Crohn’s disease is a type of chronic inflammatory bowel disease (IBD) that can affect any part of the digestive tract from mouth to anus, but is most commonly found at the end of the small intestine, where this meets the colon (large intestine). It is characterised by inflammation, which is often severe and can be debilitating, and may extend through the whole width of the bowel wall.
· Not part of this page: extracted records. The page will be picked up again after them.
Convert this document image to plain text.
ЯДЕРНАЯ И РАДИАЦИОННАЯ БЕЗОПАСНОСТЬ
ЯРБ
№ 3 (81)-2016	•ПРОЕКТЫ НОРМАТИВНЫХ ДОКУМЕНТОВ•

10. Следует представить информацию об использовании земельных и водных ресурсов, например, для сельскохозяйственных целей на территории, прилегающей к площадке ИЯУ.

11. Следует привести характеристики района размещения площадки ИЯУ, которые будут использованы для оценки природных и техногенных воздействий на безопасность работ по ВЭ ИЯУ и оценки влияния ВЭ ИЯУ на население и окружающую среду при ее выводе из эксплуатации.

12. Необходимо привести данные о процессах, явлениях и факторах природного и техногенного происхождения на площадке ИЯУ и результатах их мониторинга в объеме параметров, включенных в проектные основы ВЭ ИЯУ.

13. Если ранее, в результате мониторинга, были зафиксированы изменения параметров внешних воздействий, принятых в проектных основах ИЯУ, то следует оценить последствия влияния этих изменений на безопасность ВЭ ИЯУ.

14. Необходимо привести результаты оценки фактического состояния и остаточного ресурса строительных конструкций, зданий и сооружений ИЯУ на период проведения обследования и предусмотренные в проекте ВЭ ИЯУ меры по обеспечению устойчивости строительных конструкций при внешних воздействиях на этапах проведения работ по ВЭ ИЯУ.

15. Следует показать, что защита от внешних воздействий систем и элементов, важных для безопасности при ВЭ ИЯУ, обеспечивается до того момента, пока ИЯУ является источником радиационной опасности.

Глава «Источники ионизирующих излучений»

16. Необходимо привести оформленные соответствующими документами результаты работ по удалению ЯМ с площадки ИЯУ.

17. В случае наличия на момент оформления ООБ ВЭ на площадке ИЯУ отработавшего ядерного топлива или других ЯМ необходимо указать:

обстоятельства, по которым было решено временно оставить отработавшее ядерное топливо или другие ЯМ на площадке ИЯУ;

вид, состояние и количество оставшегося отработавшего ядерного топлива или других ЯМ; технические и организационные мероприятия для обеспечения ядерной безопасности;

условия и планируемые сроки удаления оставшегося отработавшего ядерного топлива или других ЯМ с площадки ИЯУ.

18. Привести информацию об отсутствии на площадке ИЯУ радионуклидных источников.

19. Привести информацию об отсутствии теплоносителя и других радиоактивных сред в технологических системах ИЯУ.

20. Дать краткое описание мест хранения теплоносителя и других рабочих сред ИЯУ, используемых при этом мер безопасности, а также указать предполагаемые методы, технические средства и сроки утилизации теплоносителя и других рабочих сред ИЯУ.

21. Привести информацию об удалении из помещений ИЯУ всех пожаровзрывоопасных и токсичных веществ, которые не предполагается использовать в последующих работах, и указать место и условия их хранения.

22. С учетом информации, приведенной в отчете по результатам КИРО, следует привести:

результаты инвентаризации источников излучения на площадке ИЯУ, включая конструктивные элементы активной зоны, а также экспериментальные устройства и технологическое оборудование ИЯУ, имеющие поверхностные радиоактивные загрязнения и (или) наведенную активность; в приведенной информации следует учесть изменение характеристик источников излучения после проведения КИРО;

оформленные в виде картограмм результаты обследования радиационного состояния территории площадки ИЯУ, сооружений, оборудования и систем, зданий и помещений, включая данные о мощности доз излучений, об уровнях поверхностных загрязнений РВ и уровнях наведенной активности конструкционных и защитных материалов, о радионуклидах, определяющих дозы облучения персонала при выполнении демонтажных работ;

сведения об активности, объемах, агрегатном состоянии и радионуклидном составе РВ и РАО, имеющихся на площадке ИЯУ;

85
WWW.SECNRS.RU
Prognosis of Crohn’s disease
Crohn’s is a chronic condition, meaning long-term. There is currently no known cure for Crohn’s disease, although existing therapies make it manageable and can cause the disease to go into remission for years at a time. Flare-ups still occur periodically, however, and can make life difficult.
Symptoms of Crohn’s disease
When Crohn’s disease is active, typical symptoms include:
- Abdominal pain (stomach aches, etc.)
- Blood in the stool
- Weight loss
- Reduced appetite
- Mouth sores
Symptoms can range from mild to severe, and usually develop gradually, but may come on in sudden attacks.
In severe cases, Crohn’s can also affect other parts of the body, including inflammation in the joints, the liver, the skin, and the eyes.
Crohn’s can start at any age, but symptoms usually first manifest in late childhood and early adulthood, with the majority of cases being diagnosed before the age of 30.
It often occurs in flare-ups, which may go into remission with treatment, but will flare up again weeks, months, or even years later.
What are the causes of Crohn’s disease?
The causes of Crohn’s disease are currently poorly understood, but a great deal of research into the illness is being carried across the world and experts are continuing to learn a lot about its mechanisms and possible causes. The leading theories are that it is caused by a combination of some of the following factors:
- Genetics – it is thought that some people are born with genes that predispose them to the development of Crohn’s
- Autoimmune – many experts believe that Crohn’s is an autoimmune disease; that is, the immune system mistakenly attacks cells in the digestive system as if they were invading bacteria or viruses.
- Gut bacteria and antigens – it is possible that certain bacteria or the antigens they produce may trigger the autoimmune response. Another theory is that an imbalance in gut bacteria may have a more direct effect on the development of Crohn’s. Current research indicates that, whatever the mechanism, bacteria seem to be relevant.
Other risk factors that may contribute include:
- Previous stomach bugs
- Living in an urban environment
- Family history, i.e. relatives that also have Crohn’s
Treatments for Crohn’s disease
While Crohn’s disease cannot be cured, there are treatments to reduce and control the symptoms. Sometimes, these treatments can be enough to send the disease into periods of remission. Typical treatment options include:
- Various anti-inflammatory medication, including certain steroids. The type prescribed will depend on the patient and on the severity and location of the inflammation in the digestive system.
- Immune system suppressors may be prescribed to reduce inflammation by targeting the immune system, which makes the substances that cause inflammation.
- Surgery may be the best option – by removing part of the tissue in the digestive tract, and reconnecting the healthy sections, the inflammation can be removed. However, this does not eliminate the chances of recurrence; surgery usually offers a temporary solution in severe cases of the disease.
Which type of specialist treats Crohn’s disease?
Gastroenterologists treat all kinds of inflammatory bowel disease, including Crohn’s disease and ulcerative colitis. Colorectal surgeons are usually responsible for performing operations to treat IBD.